Se reabrir, Bulli continuará criativo

ESPECIAL PARA O ESTADO

Jacques Trefois*, O Estado de S.Paulo

28 Janeiro 2010 | 02h55

Ferran Adrià chegou ao El Bulli em 1983. Seus conhecimentos culinários se resumiam a uma boa técnica. Em outubro do ano seguinte, passou a chef e fazia pratos clássicos. Nessa época eu ainda não conhecia o El Bulli, pouco se falava nele. A grande reviravolta aconteceu entre o fim dos anos 80 e o início dos 90.

Adrià foi convidado pela Fundação Escoffier para fazer um curso do chef francês Jacques Maximin, cozinheiro do Hotel Negresco, em Nice, na Côte d"Azur. Na aula, um assistente perguntou o que representava a criatividade? Sem pensar muito, Maximin respondeu: "Criatividade é não copiar". Simples e contundente, a resposta virou o modo de Adrià ver a cozinha. Voltando à Cala Montjoi, guardou os livros e iniciou um novo caminho.

Em 1993, aventurei-me pela primeira vez no El Bulli. Aventurar-se é a palavra, pois chegar lá foi um desafio. Era um caminho de pedras em acentuada subida e forte descida. Pensei que, se o achasse, não deveria beber muito, porque a volta seria perigosa. Hoje o caminho ainda é perigoso, mas asfaltado.

Havia quatro mesas ocupadas, contando a minha. Luis Garcia, até hoje o maître, ofereceu um menu gastronômico de 12 ou 14 pratos. Atualmente não se conseguem lugares, tamanha a procura.

Pareceu-me estranho que os talheres à mesa fossem... várias colheres.
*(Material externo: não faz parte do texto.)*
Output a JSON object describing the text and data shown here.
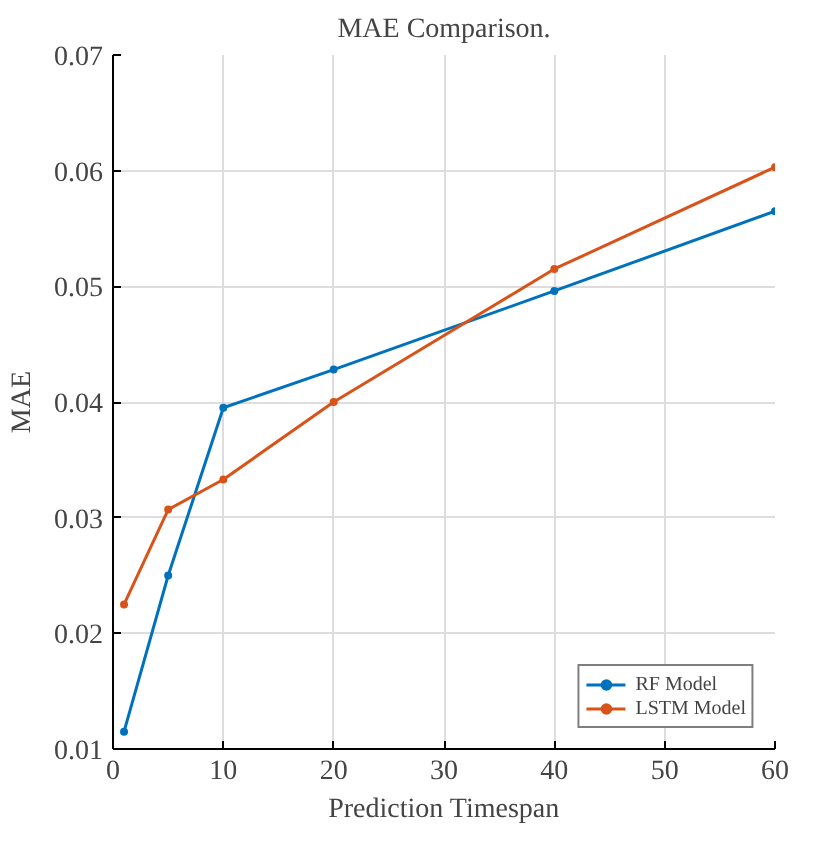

Nada de garfo. Nada de faca. Lembro-me do primeiro prato servido: texturas. Era maravilhoso para os olhos, vários purês de legumes: tomate, cenoura, beterraba, espinafre, aspargo, batata, aipo. Parecia mais a paleta de tintas a óleo de um pintor. Era a grande época do sifão, reinventado por Adrià, que o usava sem gordura nenhuma. O menu foi interessante, diferente e saboroso. Decidi voltar logo. Mas o El Bulli só abria seis meses por ano.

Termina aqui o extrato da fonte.